Under the bridge -- notice the tents, even in the background.
Yesterday in the rain and cold, we traveled down the block in our little neighborhood to bring coffee under the bridge.
It took me two months to go back there after she was killed, and the first time I went I felt terrified.
But there was something healing about walking back there, knowing that the intended outcome of her death -- fear and pain -- would not ultimately win.
An entire unexpected world bustles under this bridge; if you live in Dallas, it is one you have likely driven over hundreds of times, never realizing a strong community of people who truly have no home live there.
Sometimes we get caught in the trap of believing that people are homeless because they want to be.
And in some rare cases it may be true that if you asked a random homeless person, "Do you want to be homeless?" they would say, "Yes."
But more than likely that "yes" would be a surface answer, and if we really got to know that person, we would soon learn that their deepest hopes are for a different kind of life.
Yesterday, under the bridge, I remarked to a homeless man who came to get coffee, "Today is a really tough day to be out here."
And he said back to me, "Yes, but even with the sun shining down, every day is a tough day to be out here."

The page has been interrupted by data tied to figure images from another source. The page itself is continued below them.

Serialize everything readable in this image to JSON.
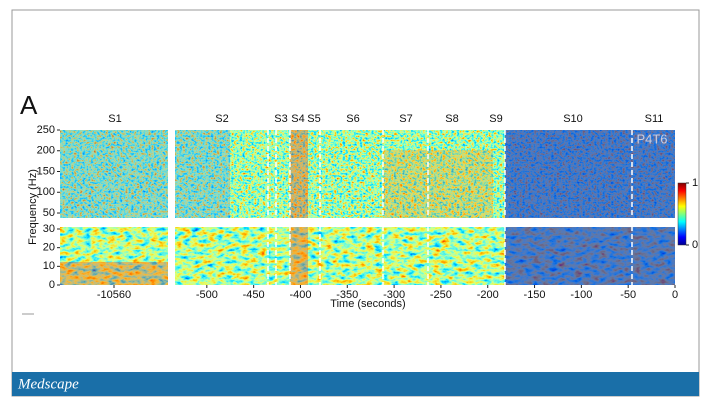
{
  "chart_data": {
    "type": "spectrogram",
    "panel_label": "A",
    "segments": [
      "S1",
      "S2",
      "S3",
      "S4",
      "S5",
      "S6",
      "S7",
      "S8",
      "S9",
      "S10",
      "S11"
    ],
    "annotation": "P4T6",
    "xlabel": "Time (seconds)",
    "ylabel": "Frequency (Hz)",
    "xlim": [
      [
        -10618,
        -10502
      ],
      [
        -534,
        0
      ]
    ],
    "xticks": [
      -10560,
      -500,
      -450,
      -400,
      -350,
      -300,
      -250,
      -200,
      -150,
      -100,
      -50,
      0
    ],
    "panels": [
      {
        "ylim": [
          38,
          250
        ],
        "yticks": [
          50,
          100,
          150,
          200,
          250
        ]
      },
      {
        "ylim": [
          0,
          30
        ],
        "yticks": [
          0,
          10,
          20,
          30
        ]
      }
    ],
    "clim": [
      0,
      1
    ],
    "cticks": [
      0,
      1
    ]
  },
  "footer": {
    "brand": "Medscape"
  }
}
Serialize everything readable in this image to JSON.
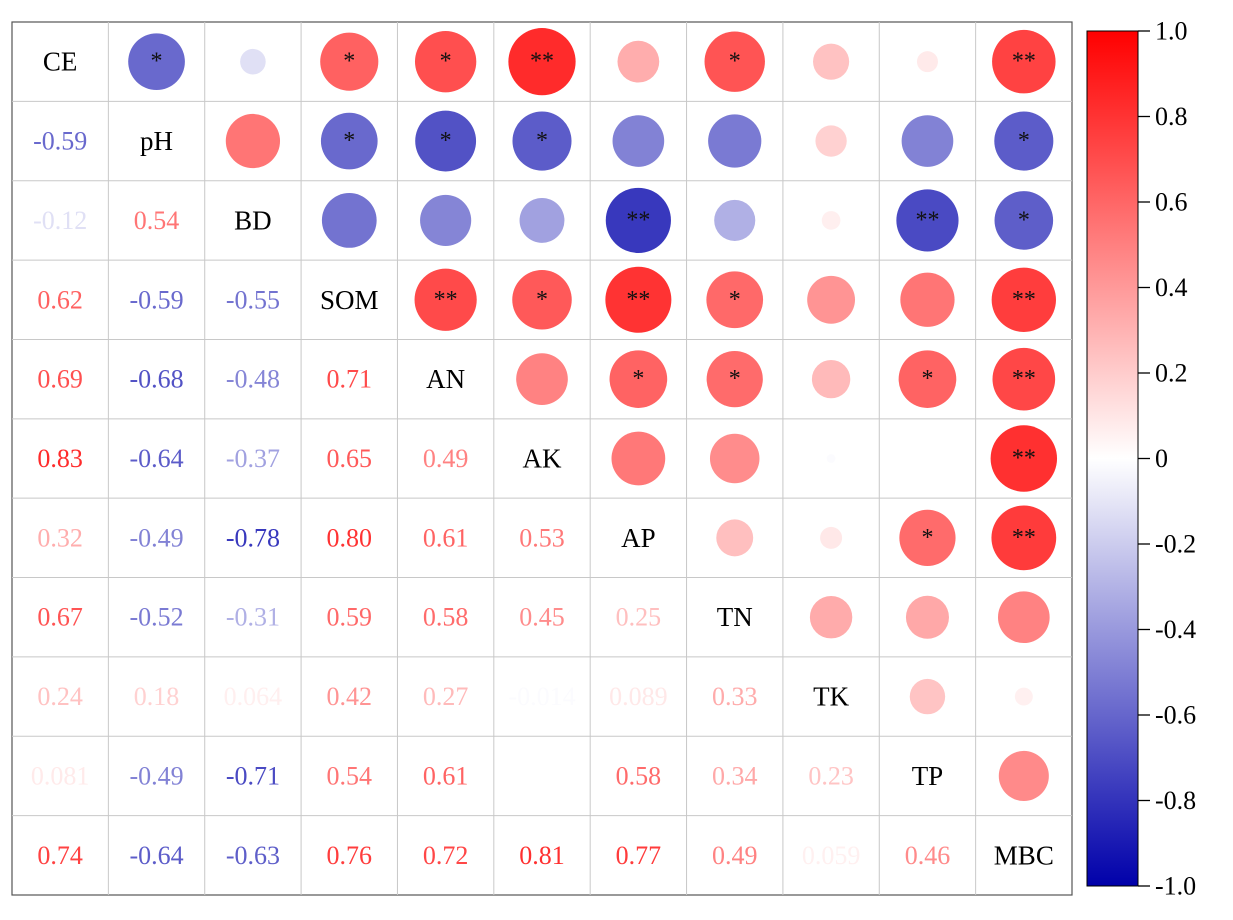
{
  "chart_data": {
    "type": "heatmap",
    "variables": [
      "CE",
      "pH",
      "BD",
      "SOM",
      "AN",
      "AK",
      "AP",
      "TN",
      "TK",
      "TP",
      "MBC"
    ],
    "matrix": [
      [
        1,
        -0.59,
        -0.12,
        0.62,
        0.69,
        0.83,
        0.32,
        0.67,
        0.24,
        0.081,
        0.74
      ],
      [
        -0.59,
        1,
        0.54,
        -0.59,
        -0.68,
        -0.64,
        -0.49,
        -0.52,
        0.18,
        -0.49,
        -0.64
      ],
      [
        -0.12,
        0.54,
        1,
        -0.55,
        -0.48,
        -0.37,
        -0.78,
        -0.31,
        0.064,
        -0.71,
        -0.63
      ],
      [
        0.62,
        -0.59,
        -0.55,
        1,
        0.71,
        0.65,
        0.8,
        0.59,
        0.42,
        0.54,
        0.76
      ],
      [
        0.69,
        -0.68,
        -0.48,
        0.71,
        1,
        0.49,
        0.61,
        0.58,
        0.27,
        0.61,
        0.72
      ],
      [
        0.83,
        -0.64,
        -0.37,
        0.65,
        0.49,
        1,
        0.53,
        0.45,
        -0.014,
        0,
        0.81
      ],
      [
        0.32,
        -0.49,
        -0.78,
        0.8,
        0.61,
        0.53,
        1,
        0.25,
        0.089,
        0.58,
        0.77
      ],
      [
        0.67,
        -0.52,
        -0.31,
        0.59,
        0.58,
        0.45,
        0.25,
        1,
        0.33,
        0.34,
        0.49
      ],
      [
        0.24,
        0.18,
        0.064,
        0.42,
        0.27,
        -0.014,
        0.089,
        0.33,
        1,
        0.23,
        0.059
      ],
      [
        0.081,
        -0.49,
        -0.71,
        0.54,
        0.61,
        0,
        0.58,
        0.34,
        0.23,
        1,
        0.46
      ],
      [
        0.74,
        -0.64,
        -0.63,
        0.76,
        0.72,
        0.81,
        0.77,
        0.49,
        0.059,
        0.46,
        1
      ]
    ],
    "lower_text": [
      [
        null,
        null,
        null,
        null,
        null,
        null,
        null,
        null,
        null,
        null,
        null
      ],
      [
        "-0.59",
        null,
        null,
        null,
        null,
        null,
        null,
        null,
        null,
        null,
        null
      ],
      [
        "-0.12",
        "0.54",
        null,
        null,
        null,
        null,
        null,
        null,
        null,
        null,
        null
      ],
      [
        "0.62",
        "-0.59",
        "-0.55",
        null,
        null,
        null,
        null,
        null,
        null,
        null,
        null
      ],
      [
        "0.69",
        "-0.68",
        "-0.48",
        "0.71",
        null,
        null,
        null,
        null,
        null,
        null,
        null
      ],
      [
        "0.83",
        "-0.64",
        "-0.37",
        "0.65",
        "0.49",
        null,
        null,
        null,
        null,
        null,
        null
      ],
      [
        "0.32",
        "-0.49",
        "-0.78",
        "0.80",
        "0.61",
        "0.53",
        null,
        null,
        null,
        null,
        null
      ],
      [
        "0.67",
        "-0.52",
        "-0.31",
        "0.59",
        "0.58",
        "0.45",
        "0.25",
        null,
        null,
        null,
        null
      ],
      [
        "0.24",
        "0.18",
        "0.064",
        "0.42",
        "0.27",
        "-0.014",
        "0.089",
        "0.33",
        null,
        null,
        null
      ],
      [
        "0.081",
        "-0.49",
        "-0.71",
        "0.54",
        "0.61",
        "",
        "0.58",
        "0.34",
        "0.23",
        null,
        null
      ],
      [
        "0.74",
        "-0.64",
        "-0.63",
        "0.76",
        "0.72",
        "0.81",
        "0.77",
        "0.49",
        "0.059",
        "0.46",
        null
      ]
    ],
    "significance": [
      [
        "",
        "*",
        "",
        "*",
        "*",
        "**",
        "",
        "*",
        "",
        "",
        "**"
      ],
      [
        "",
        "",
        "",
        "*",
        "*",
        "*",
        "",
        "",
        "",
        "",
        "*"
      ],
      [
        "",
        "",
        "",
        "",
        "",
        "",
        "**",
        "",
        "",
        "**",
        "*"
      ],
      [
        "",
        "",
        "",
        "",
        "**",
        "*",
        "**",
        "*",
        "",
        "",
        "**"
      ],
      [
        "",
        "",
        "",
        "",
        "",
        "",
        "*",
        "*",
        "",
        "*",
        "**"
      ],
      [
        "",
        "",
        "",
        "",
        "",
        "",
        "",
        "",
        "",
        "",
        "**"
      ],
      [
        "",
        "",
        "",
        "",
        "",
        "",
        "",
        "",
        "",
        "*",
        "**"
      ],
      [
        "",
        "",
        "",
        "",
        "",
        "",
        "",
        "",
        "",
        "",
        ""
      ],
      [
        "",
        "",
        "",
        "",
        "",
        "",
        "",
        "",
        "",
        "",
        ""
      ],
      [
        "",
        "",
        "",
        "",
        "",
        "",
        "",
        "",
        "",
        "",
        ""
      ],
      [
        "",
        "",
        "",
        "",
        "",
        "",
        "",
        "",
        "",
        "",
        ""
      ]
    ],
    "upper_display": "circle",
    "lower_display": "number",
    "diagonal_display": "variable-name",
    "colorscale": {
      "min": -1.0,
      "mid": 0,
      "max": 1.0,
      "min_color": "#0000aa",
      "mid_color": "#ffffff",
      "max_color": "#ff0000",
      "ticks": [
        "1.0",
        "0.8",
        "0.6",
        "0.4",
        "0.2",
        "0",
        "-0.2",
        "-0.4",
        "-0.6",
        "-0.8",
        "-1.0"
      ]
    },
    "legend_position": "right",
    "grid": true,
    "title": "",
    "xlabel": "",
    "ylabel": ""
  }
}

He has been homeless and living outside under this very bridge for four months.
Another man we met yesterday asked for help to get to rehab. He is caught in the underworld of drugs, but he wants to escape so badly. He just doesn't know how. He walked to the coffee cart from his makeshift bed, created just that day after his tent was swept away by the storm. He told us, unprompted, that he had come from his bed reading his Bible. "I read the Bible all the time," he said. "I just don't know how to get out of here."
If there is anything working with the homeless shows me, it's that my assumptions about people are so often wrong. I think we like to put people into categories like "homeless" and "don't want help"/"love their homeless life" so that we don't have to deal with them.
At least that's what I have always done. If I could rationalize their homeless state away by thinking that they wanted to be homeless, I could stay a long arm's length away from them. I could just see them as homeless and not as person.
But going under the bridge and hearing two different homeless men deeply desire a different life demands I see homelessness differently. It demands I begin to see each and every homeless person I encounter, including those I myself still write off after a year and half of doing this work, as human beings who likely -- albeit maybe only deep down -- desperately crave a new way to live.
And so we keep going. And we walk alongside. And there are no quick answers or easy fixes, but we are available for change to happen. But it is not just change for the person who is homeless; it is deep -- and I think much deeper -- change for us.